I'm trying to operate on a df with the following data:
+---+----------------------------------------------------+
|ka |readingsWFreq |
+---+----------------------------------------------------+
|列 |[[[列,つ],220], [[列,れっ],353], [[列,れつ],47074]] |
|制 |[[[制,せい],235579]] |
And the following structure:
root
|-- ka: string (nullable = true)
|-- readingsWFreq: array (nullable = true)
| |-- element: struct (containsNull = true)
| | |-- furigana: struct (nullable = true)

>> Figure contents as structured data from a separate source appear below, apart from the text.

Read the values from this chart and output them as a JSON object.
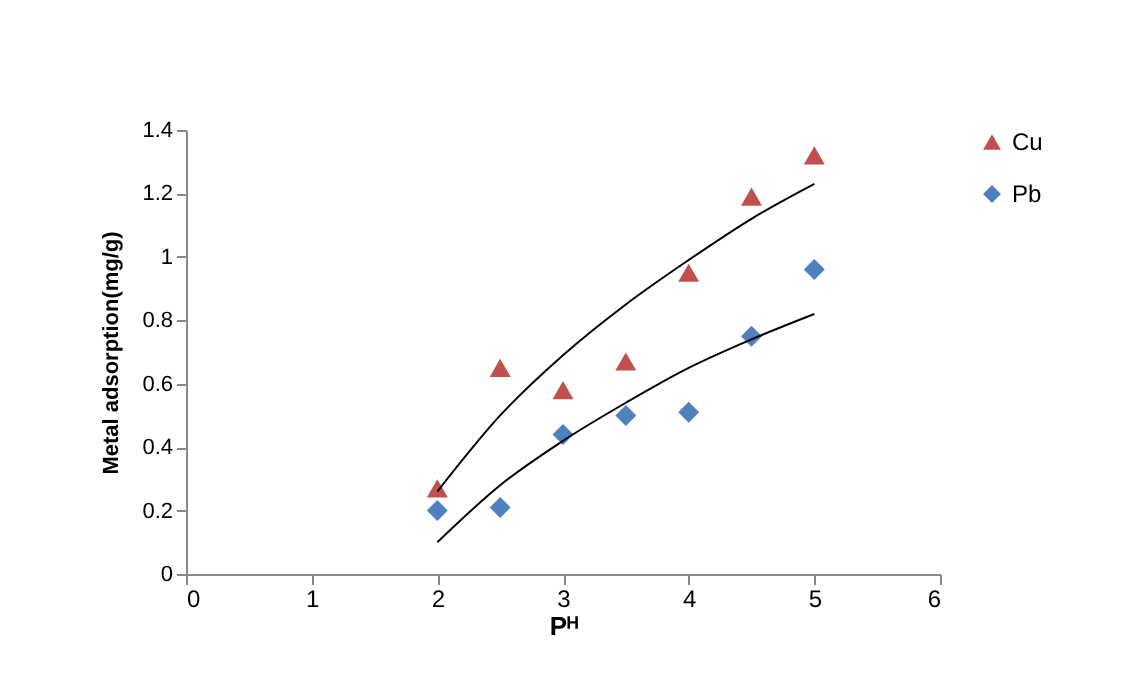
{
  "chart_data": {
    "type": "scatter",
    "xlabel": "Pᴴ",
    "ylabel": "Metal adsorption(mg/g)",
    "xlim": [
      0,
      6
    ],
    "xticks": [
      0,
      1,
      2,
      3,
      4,
      5,
      6
    ],
    "ylim": [
      0,
      1.4
    ],
    "yticks": [
      0,
      0.2,
      0.4,
      0.6,
      0.8,
      1,
      1.2,
      1.4
    ],
    "grid": false,
    "legend": "right",
    "series": [
      {
        "name": "Cu",
        "color": "#c0504d",
        "marker": "triangle",
        "x": [
          2,
          2.5,
          3,
          3.5,
          4,
          4.5,
          5
        ],
        "values": [
          0.27,
          0.65,
          0.58,
          0.67,
          0.95,
          1.19,
          1.32
        ]
      },
      {
        "name": "Pb",
        "color": "#4f81bd",
        "marker": "diamond",
        "x": [
          2,
          2.5,
          3,
          3.5,
          4,
          4.5,
          5
        ],
        "values": [
          0.2,
          0.21,
          0.44,
          0.5,
          0.51,
          0.75,
          0.96
        ]
      },
      {
        "type": "line",
        "color": "#000000",
        "marker": "none",
        "x": [
          2,
          2.5,
          3,
          3.5,
          4,
          4.5,
          5
        ],
        "values": [
          0.26,
          0.5,
          0.69,
          0.85,
          0.99,
          1.12,
          1.23
        ]
      },
      {
        "type": "line",
        "color": "#000000",
        "marker": "none",
        "x": [
          2,
          2.5,
          3,
          3.5,
          4,
          4.5,
          5
        ],
        "values": [
          0.1,
          0.28,
          0.42,
          0.54,
          0.65,
          0.74,
          0.82
        ]
      }
    ]
  }
}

| | | |-- _1: string (nullable = true)
| | | |-- _2: string (nullable = true)
| | |-- Occ: long (nullable = true)
My goal is to split readingsWFreq's values into three different columns. For that purpose I've tried to use udfs as follows:
val uExtractK = udf((kWFreq:Seq[((String, String), Long)]) => kWFreq.map(_._1._1))

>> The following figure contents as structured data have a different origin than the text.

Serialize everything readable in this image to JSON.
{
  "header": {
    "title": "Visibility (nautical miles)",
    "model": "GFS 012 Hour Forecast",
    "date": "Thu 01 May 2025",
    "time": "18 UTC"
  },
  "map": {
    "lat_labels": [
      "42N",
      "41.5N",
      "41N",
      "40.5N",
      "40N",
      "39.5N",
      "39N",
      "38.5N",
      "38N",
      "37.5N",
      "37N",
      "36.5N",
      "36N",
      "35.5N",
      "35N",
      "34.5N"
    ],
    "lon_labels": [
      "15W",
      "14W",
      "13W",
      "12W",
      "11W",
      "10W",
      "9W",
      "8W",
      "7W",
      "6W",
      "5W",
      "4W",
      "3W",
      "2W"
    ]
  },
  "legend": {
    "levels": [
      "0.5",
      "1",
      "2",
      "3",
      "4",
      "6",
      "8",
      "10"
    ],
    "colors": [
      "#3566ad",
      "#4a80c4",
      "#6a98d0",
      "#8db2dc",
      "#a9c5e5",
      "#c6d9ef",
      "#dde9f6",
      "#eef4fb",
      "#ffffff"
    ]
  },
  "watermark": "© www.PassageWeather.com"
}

val uExtractR = udf((kWFreq:Seq[((String, String), Long)]) => kWFreq.map(_._1._2))
val uExtractN = udf((kWFreq:Seq[((String, String), Long)]) => kWFreq.map(_._2)
val df2 = df.withColumn("K", uExtractK('readingsWFreq))
.withColumn("R", uExtractR('readingsWFreq))
.withColumn("N", uExtractN('readingsWFreq))
.drop('readingsWFreq)
However, I'm getting an exception related to the input parameter of the udfs:
[error] (run-main-0) org.apache.spark.sql.AnalysisException: cannot resolve
'UDF(readingsWFreq)' due to data type mismatch: argument 1 requires
array<struct<_1:struct<_1:string,_2:string>,_2:bigint>> type, however,
'`readingsWFreq`' is of
array<struct<furigana:struct<_1:string,_2:string>,Occ:bigint>> type.;;
My question is, how can I manipulate the dataframe so that it results in the following?
+---+----------------------------------------------------+
|ka |K |R |N |
+---+----------------------------------------------------+
|列 |[列, 列, 列] | [つ, れっ, れつ] | [220, 353, 47074] |
|制 |[制] | [せい] | [235579] |